Marie Pinterová
- Full name: Marie Neumannová Pinterová
- Country (sports): Czechoslovakia Hungary
- Born: 16 August 1946 (age 79) Stará Boleslav, Czechoslovakia
- Height: 1.75 m (5 ft 9 in)
- Turned pro: 1969

Singles
- Career record: 12–26
- Career titles: 2
- Highest ranking: No. 47 (year-end 1981)

Grand Slam singles results
- Australian Open: 3R (1980)
- French Open: QF (1974)
- Wimbledon: 2R (1978, 1979, 1981)
- US Open: 3R (1978)

Doubles
- Career record: 14–22
- Highest ranking: No. 303 (5 January 1987)

= Marie Pinterová =

Czech tennis player, later Hungarian

Marie Pinterová (née Neumannová, born 16 August 1946) is a former professional tennis player who played from 1969 to 1989.

==Life==
Marie Neumannová was born in 1946 in Stará Boleslav. She began her professional career in 1969. In 1974, she married Hungarian engineer András Pintér. They had one son, Karim, in 1976. Pinterová returned to professional tennis at the age of 34 and won the Tokyo title.

==Career==
In 1974, she played the quarterfinals at Roland Garros, her best performance in a single round of the Grand Slam. She won two WTA singles during her career, first in Florida in 1972 (opposite Billie Jean King in the final), the second in Japan in 1981.

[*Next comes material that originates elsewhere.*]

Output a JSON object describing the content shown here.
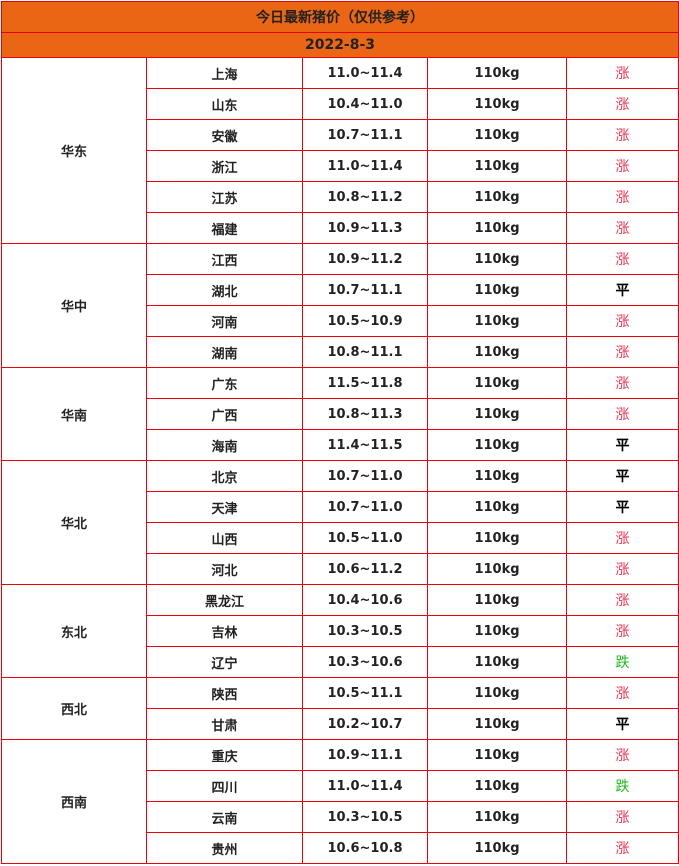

During her career, Pinterová won:
- Two Czech Internationals
- Virginia Slims of Jacksonville
- The Cairo Open
- The Japan Open
- The World University Games

She had wins against Martina Navratilova, Sue Barker and Kathy Jordan.

She played on the European senior circuit of the ITF from 1995. She won 11 World singles championship titles and 24 European titles.